Drillers snag leases near Bears Ears monument
The Trump administration successfully sold off all available drilling plots in Utah, including areas near the original Bears Ears National Monument.
The Bureau of Land Management (BLM) sold all 43 plots it made available during its online auction Tuesday, bringing in more than $1.5 million in projected revenues. The more than 51,000 acres of land in Utah were snapped up by a handful of oil companies.
The revenue is a boost to Interior Secretary Ryan Zinke’s push to raise more money off public land lease sales.
Plots sold during the auction include areas where conservation groups have protested potential drilling.
None of the lands that recently lost their monument status at Bears Ears were on the auction block, but the environmental groups fear drilling is moving too close to the now smaller park. President Trump in December announced plans to shrink the size of Bears Ears and another national monument in Utah.
Land conservation group Center for Western Priorities (CWP) criticized the sales of land adjacent to the monument.
“The Trump administration’s all-out assault on America’s public lands was on full display this morning in southern Utah. In its rush to drill everywhere, the Interior Department handed out leases on the doorstep of three national monuments that protect our nation’s natural and cultural heritage,” CWP Deputy Director Greg Zimmerman said Tuesday in a statement.
“At this rate, Americans visiting national parks and monuments in Utah will soon be met by a pumpjack at every park entrance.”
Oil companies also grabbed plots where the National Park Service has raised concerns about drilling.
In October, the NPS superintendent who oversees Southeast Utah submitted a comment to BLM on the lease sales of 13 plots close to Hovenweep National Monument. The superintendent warned that drilling there could affect “air quality, dark night sky, scenic value, soundscapes and groundwater quality.” The closest plot is located 3 miles from the monument.
Those plots sold for between $3 and $91 an acre, mostly to Ayers Energy LLC of Bedford, Texas.
The interest shown in the plot sales surprised industry experts and conservationists alike, who viewed the land in Utah as largely unappealing.
“I have noted several times that that area has always been low potential and difficult. It’s difficult geology and ever since the controversy over Bears Ears arose, I’ve been trying to find anybody who is interested in that area to understand it and I’ve been unsuccessful for the past two years,” said Kathleen Sgamma, president of energy group Western Energy Alliance.

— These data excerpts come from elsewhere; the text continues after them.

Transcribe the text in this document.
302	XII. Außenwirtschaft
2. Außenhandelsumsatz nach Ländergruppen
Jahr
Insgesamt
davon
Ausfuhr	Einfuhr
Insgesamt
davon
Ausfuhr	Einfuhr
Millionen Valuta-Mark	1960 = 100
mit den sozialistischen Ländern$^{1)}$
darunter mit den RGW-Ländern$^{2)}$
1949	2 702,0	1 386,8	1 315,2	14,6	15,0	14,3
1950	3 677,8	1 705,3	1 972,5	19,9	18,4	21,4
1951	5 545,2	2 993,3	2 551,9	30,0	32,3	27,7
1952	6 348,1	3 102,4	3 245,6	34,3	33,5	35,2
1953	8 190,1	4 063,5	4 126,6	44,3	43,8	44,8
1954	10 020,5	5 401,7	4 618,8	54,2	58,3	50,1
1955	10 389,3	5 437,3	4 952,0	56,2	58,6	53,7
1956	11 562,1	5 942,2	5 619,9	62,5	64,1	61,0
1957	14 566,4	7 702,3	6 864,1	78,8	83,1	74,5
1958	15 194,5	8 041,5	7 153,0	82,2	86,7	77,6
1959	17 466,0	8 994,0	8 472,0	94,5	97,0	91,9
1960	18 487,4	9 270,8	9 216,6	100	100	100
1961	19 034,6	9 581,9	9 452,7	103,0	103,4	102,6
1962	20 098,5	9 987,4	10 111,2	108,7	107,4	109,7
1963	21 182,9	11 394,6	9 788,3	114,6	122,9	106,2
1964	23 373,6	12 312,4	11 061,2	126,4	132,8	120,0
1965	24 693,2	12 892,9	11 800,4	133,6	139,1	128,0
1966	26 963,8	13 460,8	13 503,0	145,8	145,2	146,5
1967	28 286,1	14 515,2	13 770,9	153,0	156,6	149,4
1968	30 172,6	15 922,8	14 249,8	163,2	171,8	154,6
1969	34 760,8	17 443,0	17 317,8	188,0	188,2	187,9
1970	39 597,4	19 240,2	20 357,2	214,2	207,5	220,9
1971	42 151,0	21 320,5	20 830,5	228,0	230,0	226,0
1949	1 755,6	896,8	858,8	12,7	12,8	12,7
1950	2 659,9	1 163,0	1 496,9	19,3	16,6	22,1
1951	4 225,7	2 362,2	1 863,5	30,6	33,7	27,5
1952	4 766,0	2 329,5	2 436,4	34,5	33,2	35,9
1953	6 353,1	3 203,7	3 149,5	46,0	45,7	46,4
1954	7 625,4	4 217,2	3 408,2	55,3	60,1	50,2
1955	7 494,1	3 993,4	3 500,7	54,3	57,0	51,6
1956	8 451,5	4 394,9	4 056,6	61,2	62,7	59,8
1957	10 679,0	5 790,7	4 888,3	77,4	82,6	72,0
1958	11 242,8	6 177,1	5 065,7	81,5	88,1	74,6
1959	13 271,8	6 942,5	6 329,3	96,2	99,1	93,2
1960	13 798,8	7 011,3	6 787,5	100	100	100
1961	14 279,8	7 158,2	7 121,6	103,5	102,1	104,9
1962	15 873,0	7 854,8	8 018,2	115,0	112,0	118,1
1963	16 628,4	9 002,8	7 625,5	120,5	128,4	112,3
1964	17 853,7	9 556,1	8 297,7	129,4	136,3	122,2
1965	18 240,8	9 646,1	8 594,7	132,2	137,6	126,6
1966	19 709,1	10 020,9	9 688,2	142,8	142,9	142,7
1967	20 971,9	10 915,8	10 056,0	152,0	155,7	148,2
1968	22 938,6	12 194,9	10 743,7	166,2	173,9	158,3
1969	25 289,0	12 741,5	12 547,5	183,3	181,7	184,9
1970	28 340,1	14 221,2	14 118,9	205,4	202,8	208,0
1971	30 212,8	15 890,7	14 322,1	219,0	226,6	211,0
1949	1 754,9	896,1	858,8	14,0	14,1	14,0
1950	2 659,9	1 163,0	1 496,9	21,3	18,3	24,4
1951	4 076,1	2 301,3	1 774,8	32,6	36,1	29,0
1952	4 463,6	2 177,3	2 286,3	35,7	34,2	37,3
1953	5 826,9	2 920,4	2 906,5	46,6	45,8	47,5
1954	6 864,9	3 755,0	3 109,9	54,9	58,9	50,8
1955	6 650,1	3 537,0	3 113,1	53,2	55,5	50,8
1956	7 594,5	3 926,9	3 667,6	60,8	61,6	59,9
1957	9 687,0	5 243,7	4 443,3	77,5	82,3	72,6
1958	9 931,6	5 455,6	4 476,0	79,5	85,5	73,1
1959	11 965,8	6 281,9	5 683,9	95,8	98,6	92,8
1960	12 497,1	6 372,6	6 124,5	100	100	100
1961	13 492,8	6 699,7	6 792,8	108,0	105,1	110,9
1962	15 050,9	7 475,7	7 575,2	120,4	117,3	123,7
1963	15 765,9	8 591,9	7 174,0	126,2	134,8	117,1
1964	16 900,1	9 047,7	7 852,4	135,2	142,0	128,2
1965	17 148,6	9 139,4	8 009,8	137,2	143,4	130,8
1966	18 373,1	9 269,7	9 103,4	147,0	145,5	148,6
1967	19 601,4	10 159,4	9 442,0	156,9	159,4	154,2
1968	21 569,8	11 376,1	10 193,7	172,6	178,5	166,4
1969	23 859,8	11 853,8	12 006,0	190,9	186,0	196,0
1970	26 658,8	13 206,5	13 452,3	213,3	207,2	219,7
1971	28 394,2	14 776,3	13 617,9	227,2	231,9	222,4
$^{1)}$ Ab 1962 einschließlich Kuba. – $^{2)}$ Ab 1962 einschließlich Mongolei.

Landon Newell, staff attorney at the Southern Utah Wilderness Alliance, said he was shocked by the number of bids for plots largely believed to hold little to no oil assets.
“It is somewhat surprising that each parcel offered received bids. This area does not have high energy development potential, including for oil and gas,” he said. “In the past year and a half there have only been 7 or 8 oil and gas drilling applications received for all of San Juan County — the county where most of the parcels are located.
He also said the results raised questions about whether Interior’s decision to roll back monument restrictions on Bears Ears was motivated by drilling.
“The lease sale lends additional support for the belief that gaining access to oil and gas resources was a central motivation for rescinding Bears Ears,” Newell said.
Secretary Zinke has made it a goal to finance the department’s more than $12 billion backlog of upgrades through lease sales on public lands and waters.
In a press conference with reporters in February following the release of the White House budget, Zinke said “sovereignty should mean something, so we’re focusing on that.”
“Our growth curve continues to be impressive. As this country focuses on energy dominance, we’ll see this budget request increase going into our parks and schools,” he said of taking advantage of drilling on public lands.